Quality

‘Bridging leaders’ link quality, medical education


 

What is being bridged?

There has long been a relationship between individuals who lead in the clinical environment and those who lead in education, such as the program directors of residency programs, said Janis Orlowski, MD, chief health care officer for AAMC, which represents 154 MD-granting medical schools and their associated teaching hospitals.

Dr. Janis Orlowski

Dr. Janis Orlowski

“Our association’s three missions of research, education, and patient care really come together around the bridging leaders concept. So, this movement is well aligned. And as bridging leaders started to develop as a group, they found a home in AAMC and at our Integrating Quality Conference,” she said.

“Where we see this integration is in the teaching of residents and medical students in the clinical environment,” Dr. Orlowski said. “It’s not just their knowledge of disease or treatments or procedural skills that needs to be taught. They also need to understand the safe and effective clinical environment, and the role of learners in patient safety, quality improvement, and efficient and cost-effective hospital care. They need to understand value.” A new field of health systems science is emerging and quality improvement is evolving to incorporate population health. But traditional medical faculty may not be that comfortable teaching it.

Any physician who sees that they have a role in the clinical, administrative, and educational worlds can do the bridging, Dr. Orlowski said. “It could be any environment in which care is provided and learning takes place.
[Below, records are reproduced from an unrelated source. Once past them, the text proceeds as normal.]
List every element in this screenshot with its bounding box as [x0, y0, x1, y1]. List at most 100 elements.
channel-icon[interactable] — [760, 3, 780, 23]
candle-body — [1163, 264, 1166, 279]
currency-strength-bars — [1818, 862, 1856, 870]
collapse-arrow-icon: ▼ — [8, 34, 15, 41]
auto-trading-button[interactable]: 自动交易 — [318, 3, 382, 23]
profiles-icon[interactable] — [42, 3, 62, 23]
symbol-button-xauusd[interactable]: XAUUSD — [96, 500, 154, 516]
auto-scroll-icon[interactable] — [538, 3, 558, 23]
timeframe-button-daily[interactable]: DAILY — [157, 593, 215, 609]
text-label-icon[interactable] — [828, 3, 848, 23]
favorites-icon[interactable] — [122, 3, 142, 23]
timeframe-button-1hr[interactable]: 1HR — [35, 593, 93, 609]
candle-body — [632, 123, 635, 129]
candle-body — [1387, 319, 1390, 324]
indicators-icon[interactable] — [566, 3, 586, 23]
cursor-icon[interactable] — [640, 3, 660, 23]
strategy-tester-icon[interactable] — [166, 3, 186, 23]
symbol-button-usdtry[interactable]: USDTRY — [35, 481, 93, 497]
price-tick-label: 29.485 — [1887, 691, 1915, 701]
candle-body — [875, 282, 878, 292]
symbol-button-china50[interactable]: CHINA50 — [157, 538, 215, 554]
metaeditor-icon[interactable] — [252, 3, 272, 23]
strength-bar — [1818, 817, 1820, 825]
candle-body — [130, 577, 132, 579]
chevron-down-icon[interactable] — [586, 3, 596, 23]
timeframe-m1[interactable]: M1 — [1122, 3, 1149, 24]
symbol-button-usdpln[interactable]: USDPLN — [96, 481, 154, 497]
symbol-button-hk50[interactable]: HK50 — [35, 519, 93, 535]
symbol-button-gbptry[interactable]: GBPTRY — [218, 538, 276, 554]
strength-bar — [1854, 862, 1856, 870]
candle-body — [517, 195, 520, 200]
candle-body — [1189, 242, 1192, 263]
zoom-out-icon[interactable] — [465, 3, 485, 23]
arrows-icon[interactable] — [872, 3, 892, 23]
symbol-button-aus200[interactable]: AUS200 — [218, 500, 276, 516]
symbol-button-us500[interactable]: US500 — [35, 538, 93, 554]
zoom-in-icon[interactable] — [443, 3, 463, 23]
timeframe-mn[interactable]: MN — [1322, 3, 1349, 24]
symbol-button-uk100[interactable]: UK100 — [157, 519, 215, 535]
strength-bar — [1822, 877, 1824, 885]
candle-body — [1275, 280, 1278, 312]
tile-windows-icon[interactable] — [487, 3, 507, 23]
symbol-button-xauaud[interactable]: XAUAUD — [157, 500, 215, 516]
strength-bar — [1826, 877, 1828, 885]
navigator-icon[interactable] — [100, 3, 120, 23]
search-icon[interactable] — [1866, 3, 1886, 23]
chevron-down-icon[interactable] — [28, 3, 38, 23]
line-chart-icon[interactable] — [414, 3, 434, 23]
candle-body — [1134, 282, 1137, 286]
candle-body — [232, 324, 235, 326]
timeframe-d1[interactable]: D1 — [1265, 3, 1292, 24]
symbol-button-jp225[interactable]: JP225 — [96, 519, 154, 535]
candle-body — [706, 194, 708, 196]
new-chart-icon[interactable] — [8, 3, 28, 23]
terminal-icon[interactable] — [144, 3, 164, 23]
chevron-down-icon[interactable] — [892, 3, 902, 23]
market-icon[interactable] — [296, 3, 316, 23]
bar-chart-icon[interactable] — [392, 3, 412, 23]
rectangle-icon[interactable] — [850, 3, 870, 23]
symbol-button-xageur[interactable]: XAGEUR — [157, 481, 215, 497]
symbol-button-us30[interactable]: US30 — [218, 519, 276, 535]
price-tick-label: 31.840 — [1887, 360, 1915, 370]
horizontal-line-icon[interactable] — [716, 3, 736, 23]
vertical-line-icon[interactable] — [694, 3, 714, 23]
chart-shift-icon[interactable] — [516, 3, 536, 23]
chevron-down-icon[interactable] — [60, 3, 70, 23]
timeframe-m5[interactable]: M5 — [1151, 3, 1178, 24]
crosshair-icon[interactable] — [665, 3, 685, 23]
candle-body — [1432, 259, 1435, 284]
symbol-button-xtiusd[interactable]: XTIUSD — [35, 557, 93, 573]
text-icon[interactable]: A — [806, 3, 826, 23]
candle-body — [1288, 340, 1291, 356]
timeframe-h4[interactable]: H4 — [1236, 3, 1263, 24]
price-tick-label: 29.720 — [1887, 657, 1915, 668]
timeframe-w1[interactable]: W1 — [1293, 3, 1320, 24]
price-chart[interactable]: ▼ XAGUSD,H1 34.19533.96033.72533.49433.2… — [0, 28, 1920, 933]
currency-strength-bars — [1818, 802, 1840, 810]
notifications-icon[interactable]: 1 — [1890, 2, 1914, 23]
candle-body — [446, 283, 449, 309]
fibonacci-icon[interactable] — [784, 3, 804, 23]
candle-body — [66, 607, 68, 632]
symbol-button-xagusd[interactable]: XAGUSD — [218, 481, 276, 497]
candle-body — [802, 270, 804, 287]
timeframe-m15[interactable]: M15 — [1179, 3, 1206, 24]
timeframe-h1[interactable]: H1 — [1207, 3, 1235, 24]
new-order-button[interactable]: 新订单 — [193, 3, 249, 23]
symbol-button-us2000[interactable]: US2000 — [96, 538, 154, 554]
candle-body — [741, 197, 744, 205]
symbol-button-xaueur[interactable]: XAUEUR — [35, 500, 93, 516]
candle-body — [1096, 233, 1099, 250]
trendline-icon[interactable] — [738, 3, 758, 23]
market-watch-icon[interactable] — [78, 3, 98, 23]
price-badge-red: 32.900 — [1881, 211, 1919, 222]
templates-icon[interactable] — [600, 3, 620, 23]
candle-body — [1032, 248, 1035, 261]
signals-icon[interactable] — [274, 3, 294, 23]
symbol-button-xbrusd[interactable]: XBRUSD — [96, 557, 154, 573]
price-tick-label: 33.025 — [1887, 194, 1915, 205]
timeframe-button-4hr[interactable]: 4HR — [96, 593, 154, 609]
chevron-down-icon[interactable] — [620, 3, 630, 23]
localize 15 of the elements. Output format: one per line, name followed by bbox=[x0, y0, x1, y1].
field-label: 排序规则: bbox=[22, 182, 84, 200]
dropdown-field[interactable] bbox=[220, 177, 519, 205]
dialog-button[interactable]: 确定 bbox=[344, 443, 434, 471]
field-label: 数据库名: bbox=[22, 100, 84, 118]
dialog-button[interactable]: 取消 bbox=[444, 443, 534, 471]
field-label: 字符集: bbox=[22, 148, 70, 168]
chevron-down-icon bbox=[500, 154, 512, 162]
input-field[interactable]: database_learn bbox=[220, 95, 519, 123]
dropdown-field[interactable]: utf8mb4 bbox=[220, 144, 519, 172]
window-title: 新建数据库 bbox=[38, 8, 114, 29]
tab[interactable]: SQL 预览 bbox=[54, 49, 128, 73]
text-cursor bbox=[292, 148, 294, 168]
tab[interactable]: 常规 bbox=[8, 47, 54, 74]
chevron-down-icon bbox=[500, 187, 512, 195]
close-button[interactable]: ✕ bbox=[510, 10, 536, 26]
I mentioned QI and patient safety, but among the other essential skills for the doctor of tomorrow are teamwork, inter-professional training in how to work with, for example, the pharmacist and dietitian, and understanding the value they bring.”

Whenever quality improvement projects are undertaken as part of post-graduate medical education, they should be aligned with the institution’s quality improvement plan and with the priorities of the health system, said Rob Dressler, MD, MBA, quality and safety officer at Christiana Health Care System in Newark, Del., and president of the Alliance of Independent Academic Medical Centers (AIAMC), which represents 80 hospital and health systems active in the emerging movement for bridging leaders.

“GME needs to keep the C-suite aware of its front-line efforts to improve quality and safety, so the institution’s return on investment can be recognized,” he said. “The AIAMC has consistently advocated for the building of bridges between GME leaders and their C-suites at our member hospitals. If you are doing process improvement, you need to be aligned with the organization and its priorities, or you’ll be less successful.”

AIAMC convenes the National Initiative – a multi-institutional collaborative in which residents lead multi-disciplinary teams in quality improvement projects. A total of 64 hospitals and health systems have participated since the program started in 2007. “We need to train our clinicians to solve the problems of tomorrow,” Dr. Dressler said.

Bridging leaders in action

The leaders contacted for this article offered some examples of bridging in action. Dr. Arora has used “crowd sourcing” – a technique employed extensively in her work with Costs of Care, a global nonprofit trying to drive better health care at lower cost – to implement a local program for front-line clinicians to generate ideas on how to improve value and reduce unnecessary treatment.